Куча народу бранилась на берегу с перевозчиками. Козаки оправили коней. Тарас приосанился, стянул на себе покрепче пояс и гордо провёл рукою по усам. Молодые сыны его тоже осмотрели себя с ног до головы с каким-то страхом и неопределённым удовольствием, – и все вместе въехали в предместье, находившееся за полверсты от Сечи. При въезде их оглушили пятьдесят кузнецких молотов, ударявших в двадцати пяти кузницах, покрытых дёрном и вырытых в земле. Сильные кожевники сидели под навесом крылец на улице и мяли своими дюжими руками бычачьи кожи. Крамари под ятками[137] сидели с кучами кремней, огнивами и порохом. Армянин развесил дорогие платки. Татарин ворочал на рожнах бараньи катки с тестом. Жид, выставив вперёд свою голову, цедил из бочки горелку. Но первый, кто попался им навстречу, это был запорожец, спавший на самой середине дороги, раскинув руки и ноги. Тарас Бульба не мог не остановиться и не полюбоваться на него.

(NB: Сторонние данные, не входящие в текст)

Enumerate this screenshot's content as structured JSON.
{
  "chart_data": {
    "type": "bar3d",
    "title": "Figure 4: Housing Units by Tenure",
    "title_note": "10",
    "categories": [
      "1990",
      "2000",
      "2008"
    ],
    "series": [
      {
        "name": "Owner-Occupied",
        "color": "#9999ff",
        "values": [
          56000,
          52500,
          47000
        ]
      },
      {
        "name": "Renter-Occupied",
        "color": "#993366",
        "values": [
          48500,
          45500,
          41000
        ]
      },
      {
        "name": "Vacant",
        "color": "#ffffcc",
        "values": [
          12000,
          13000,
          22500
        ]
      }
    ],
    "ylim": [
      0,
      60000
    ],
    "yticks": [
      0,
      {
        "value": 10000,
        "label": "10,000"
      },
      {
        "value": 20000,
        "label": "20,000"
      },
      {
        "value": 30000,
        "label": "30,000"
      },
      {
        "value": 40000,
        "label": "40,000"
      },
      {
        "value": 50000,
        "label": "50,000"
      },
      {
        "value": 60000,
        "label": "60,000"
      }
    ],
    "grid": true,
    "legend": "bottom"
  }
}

– Эх, как важно развернулся! Фу ты, какая пышная фигура! – говорил он, остановивши коня.

В самом деле, это была картина довольно смелая: запорожец, как лев, растянулся на дороге. Закинутый гордо чуб его захватывал на пол-аршина земли. Шаровары алого дорогого сукна были запачканы дёгтем для показания полного к ним презрения. Полюбовавшись, Бульба пробирался далее по тесной улице, которая была загромождена мастеровыми, тут же отправлявшими ремесло своё, и людьми всех наций, наполнявшими это предместие Сечи, которое было похоже на ярмарку и которое одевало и кормило Сечь, умевшую только гулять да палить из ружей.

Наконец они миновали предместье и увидели несколько разбросанных куреней, покрытых дёрном или, по-татарски, войлоком. Иные уставлены были пушками. Нигде не видно было забора или тех низеньких домиков с навесами на низеньких деревянных столбиках, какие были в предместье. Небольшой вал и засека[138], не хранимые решительно никем, показывали страшную беспечность. Несколько дюжих запорожцев, лежавших с трубками в зубах на самой дороге, посмотрели на них довольно равнодушно и не сдвинулись с места. Тарас осторожно проехал с сыновьями между них, сказавши: «Здравствуйте, панове!» – «Здравствуйте и вы!» – отвечали запорожцы. Везде, по всему полю, живописными кучами пестрел народ. По смуглым лицам видно было, что все они были закалены в битвах, испробовали всяких невзгод. Так вот она, Сечь! Вот то гнездо, откуда вылетают все те гордые и крепкие, как львы! Вот откуда разливается воля и козачество на всю Украйну!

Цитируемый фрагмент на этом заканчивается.